Hi George, very good picture mate tell us how to do this clever clogs   regards john.


----------



## George Farmer (17 May 2008)

Thanks, John.

This was really simple.

Go to the 'Enhance' menu.  It may be called something different in newer versions.

Go to the 'Adjust Color', then select 'Hue/Saturation'.

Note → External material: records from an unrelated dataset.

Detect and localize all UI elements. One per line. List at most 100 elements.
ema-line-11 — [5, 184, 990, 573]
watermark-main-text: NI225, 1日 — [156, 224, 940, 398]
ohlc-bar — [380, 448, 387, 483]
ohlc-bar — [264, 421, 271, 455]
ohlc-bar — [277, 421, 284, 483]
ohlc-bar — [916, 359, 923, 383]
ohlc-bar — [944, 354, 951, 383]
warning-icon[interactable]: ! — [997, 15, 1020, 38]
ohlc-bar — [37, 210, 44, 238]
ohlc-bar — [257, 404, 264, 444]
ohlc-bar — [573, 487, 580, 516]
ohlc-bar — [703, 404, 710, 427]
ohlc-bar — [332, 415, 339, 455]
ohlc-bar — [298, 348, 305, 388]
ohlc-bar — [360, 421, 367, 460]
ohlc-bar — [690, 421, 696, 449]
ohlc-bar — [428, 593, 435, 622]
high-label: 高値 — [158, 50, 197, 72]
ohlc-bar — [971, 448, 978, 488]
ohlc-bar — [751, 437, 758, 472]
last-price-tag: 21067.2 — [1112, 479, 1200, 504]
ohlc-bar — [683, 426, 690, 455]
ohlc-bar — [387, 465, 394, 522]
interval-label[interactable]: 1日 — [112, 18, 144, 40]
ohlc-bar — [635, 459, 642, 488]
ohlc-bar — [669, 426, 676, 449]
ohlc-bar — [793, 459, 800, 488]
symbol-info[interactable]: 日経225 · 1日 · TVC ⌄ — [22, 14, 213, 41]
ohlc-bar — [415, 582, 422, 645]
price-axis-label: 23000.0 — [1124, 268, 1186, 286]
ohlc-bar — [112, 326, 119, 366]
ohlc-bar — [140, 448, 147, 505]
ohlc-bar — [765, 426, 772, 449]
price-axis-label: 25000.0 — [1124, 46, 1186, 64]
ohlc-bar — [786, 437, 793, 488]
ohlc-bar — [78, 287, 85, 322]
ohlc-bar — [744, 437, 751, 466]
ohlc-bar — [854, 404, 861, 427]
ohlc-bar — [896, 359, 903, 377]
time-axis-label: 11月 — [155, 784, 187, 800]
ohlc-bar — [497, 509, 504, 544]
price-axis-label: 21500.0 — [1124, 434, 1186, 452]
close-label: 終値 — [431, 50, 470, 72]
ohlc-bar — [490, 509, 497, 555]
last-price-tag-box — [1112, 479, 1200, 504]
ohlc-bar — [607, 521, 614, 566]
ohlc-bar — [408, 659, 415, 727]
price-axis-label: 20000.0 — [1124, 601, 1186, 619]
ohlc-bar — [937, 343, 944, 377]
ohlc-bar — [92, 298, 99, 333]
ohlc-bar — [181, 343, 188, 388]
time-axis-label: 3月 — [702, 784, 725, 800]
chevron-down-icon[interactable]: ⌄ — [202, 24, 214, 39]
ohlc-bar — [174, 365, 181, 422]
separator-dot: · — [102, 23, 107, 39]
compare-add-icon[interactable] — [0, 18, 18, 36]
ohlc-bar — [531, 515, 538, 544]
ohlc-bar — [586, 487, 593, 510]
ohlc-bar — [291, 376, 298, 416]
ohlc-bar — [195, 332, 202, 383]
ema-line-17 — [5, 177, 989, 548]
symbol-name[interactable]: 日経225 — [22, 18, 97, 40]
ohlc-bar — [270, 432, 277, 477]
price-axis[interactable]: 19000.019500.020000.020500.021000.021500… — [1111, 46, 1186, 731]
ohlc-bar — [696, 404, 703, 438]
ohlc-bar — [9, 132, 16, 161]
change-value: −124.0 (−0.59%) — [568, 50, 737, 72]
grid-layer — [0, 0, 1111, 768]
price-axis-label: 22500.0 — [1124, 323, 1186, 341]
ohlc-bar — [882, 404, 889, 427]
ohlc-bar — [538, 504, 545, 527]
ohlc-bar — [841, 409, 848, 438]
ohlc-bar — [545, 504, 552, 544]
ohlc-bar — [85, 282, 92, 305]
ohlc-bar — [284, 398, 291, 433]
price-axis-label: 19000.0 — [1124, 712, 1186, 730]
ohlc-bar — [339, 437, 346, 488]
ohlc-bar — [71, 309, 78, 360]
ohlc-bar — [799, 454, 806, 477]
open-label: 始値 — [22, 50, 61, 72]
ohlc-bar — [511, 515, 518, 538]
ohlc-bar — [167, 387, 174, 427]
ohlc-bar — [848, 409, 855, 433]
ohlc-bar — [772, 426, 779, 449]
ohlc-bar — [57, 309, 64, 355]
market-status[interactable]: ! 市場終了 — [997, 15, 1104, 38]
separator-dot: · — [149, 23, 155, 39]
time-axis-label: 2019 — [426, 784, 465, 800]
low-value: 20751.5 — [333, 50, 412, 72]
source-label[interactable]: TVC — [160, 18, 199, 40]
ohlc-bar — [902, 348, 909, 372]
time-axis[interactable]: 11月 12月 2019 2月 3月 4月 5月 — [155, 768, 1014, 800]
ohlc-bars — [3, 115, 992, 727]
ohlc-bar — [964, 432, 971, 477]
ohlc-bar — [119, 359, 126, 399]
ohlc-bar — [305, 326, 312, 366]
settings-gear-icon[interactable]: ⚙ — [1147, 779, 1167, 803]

Go to the 'Edit' drop down and change from 'Master' to all the colours individually, except red, and drag the 'Saturation' silder to -100.

Easy peasy!

For more advanced stuff, check out - http://www.photoanswers.co.uk/Video-Tut ... Photoshop/

Cheers.


----------



## John Starkey (17 May 2008)

Hi George, thanks mate,take care john


----------



## aaronnorth (17 May 2008)

That looks amazing!


----------



## ulster exile (17 May 2008)

Lovely picture and great effect!


----------



## LondonDragon (17 May 2008)

Good photo George, really like the effect, congrats


----------



## George Farmer (17 May 2008)

Cheers!

I work on the principle if you take enough photos, one of them will turn out ok...

The post processing is almost just as much fun!


----------



## Luketendo (17 May 2008)

Breathtaking image.


----------



## ceg4048 (18 May 2008)

Nice one George!  Very tastefully done.

Cheers,


----------



## Arana (18 May 2008)

Very Cool 8)


----------



## TDI-line (18 May 2008)

Nice one George, he looks very happy.

Btw, just found a baby CRS in my tank.


----------



## George Farmer (18 May 2008)

Thanks everyone.


----------



## Gill (18 May 2008)

Wow Amazing shot and Editing. Will have to try this now with the red nose shrimp once the water clears. 

Awww i Want CRS as well.


----------



## planter (18 May 2008)

makes for a nice desktop! cheers George


----------



## LondonDragon (18 May 2008)

George Farmer said:
			
		

> I work on the principle if you take enough photos, one of them will turn out ok...


That makes two of us, I really need an upgrade to my old Minolta its playing up lately, not focusing properly.
Will have a look at the new Sony Alphas since I can use the same lenses.


----------